Le 31 octobre, les États-Unis ont imposé une interdiction sur les transactions financières associées à la Myanmar Oil and Gas Enterprise (MOGE), avec entrée en vigueur le 15 décembre. La directive interdit aux personnes et aux sociétés relevant de la juridiction américaine de fournir, directement ou indirectement, des services financiers à la MOGE, notamment des dépôts, des transferts, des prêts, des assurances, des investissements, des opérations de change et d’autres services. Les États-Unis, le Canada et le Royaume-Uni ont également coordonné l’adoption de sanctions supplémentaires à l’égard d’individus et d’entités.

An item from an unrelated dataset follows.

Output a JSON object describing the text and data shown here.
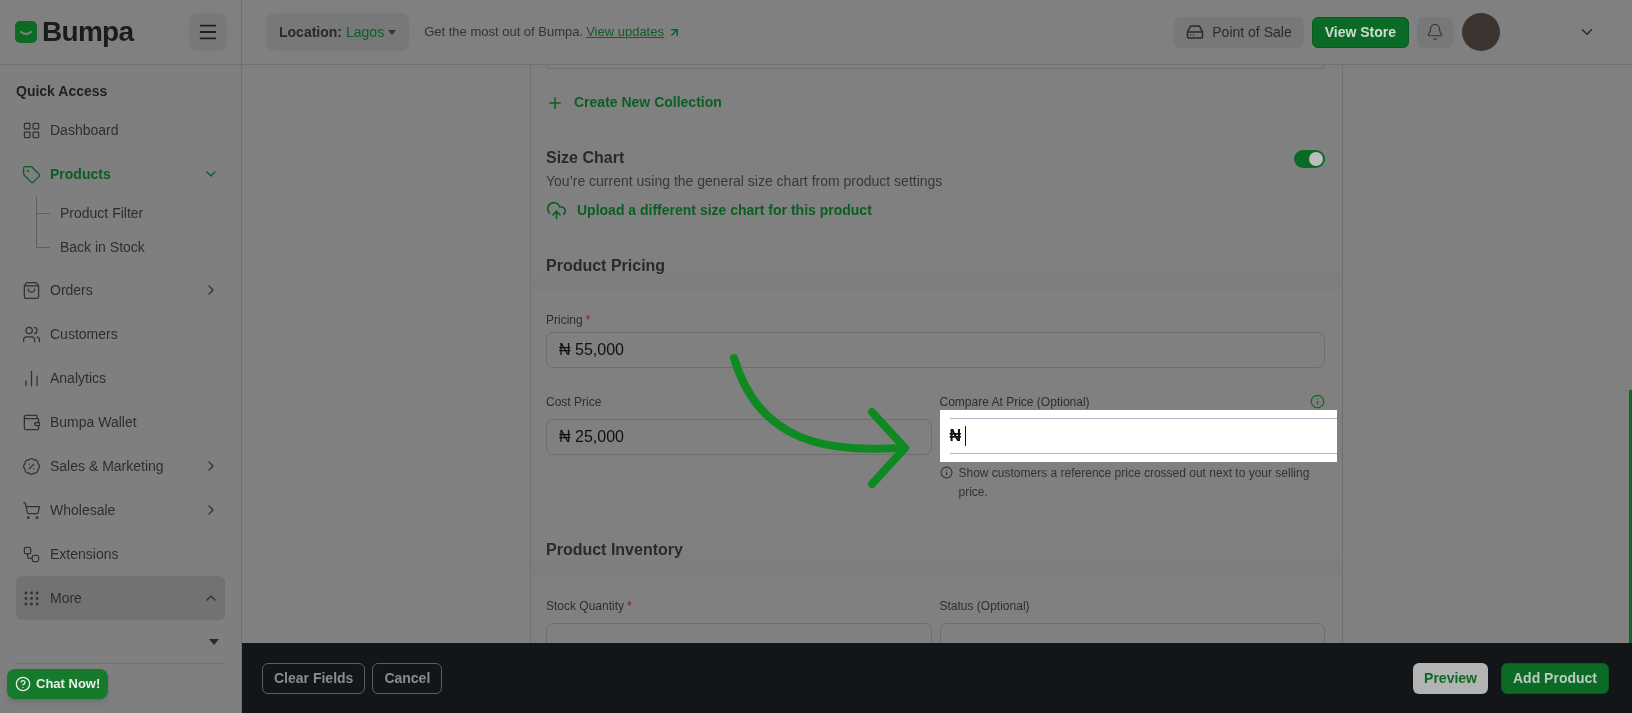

Au début de l’année, le Canada, le Royaume-Uni et l’Union européenne ont imposé des sanctions ciblées à l’égard de certaines personnes et entités participant à la livraison de carburant d’aviation à l’armée du Myanmar. Toutefois, au moins cinq compagnies d’assurance britanniques continuent de couvrir ces livraisons.

En septembre, l’ASEAN a décidé, lors de son sommet annuel, que le Myanmar ne serait pas autorisé à présider l’organisation, dont la présidence tourne chaque année par ordre alphabétique, en 2026. Les États membres de l’ASEAN ont constitué une « troïka », composée de l’ancien président, du président actuel et du futur président de l’ASEAN, qui sera chargée des questions relatives au Myanmar à l’avenir.

À la CPI, le procureur a poursuivi son enquête sur les crimes contre l’humanité présumés que son bureau avait engagée suite à la campagne de nettoyage ethnique de 2017 contre les Rohingyas. Cette enquête se fonde sur le fait que ces crimes sont commis au Bangladesh, État membre de la CPI. Par ailleurs, le mécanisme d’enquête indépendant des Nations Unies pour le Myanmar continue de rassembler des preuves en vue de futures poursuites.

L’affaire introduite par la Gambie, relative à la violation, par le Myanmar, de la Convention internationale sur le génocide, est en cours d’examen devant la Cour internationale de justice, le Myanmar ayant déposé son contre-mémoire en août. Le 15 novembre, l’Allemagne, le Canada, le Danemark, la France, les Pays-Bas et le Royaume-Uni ont soumis une déclaration commune pour intervenir en faveur de la Gambie.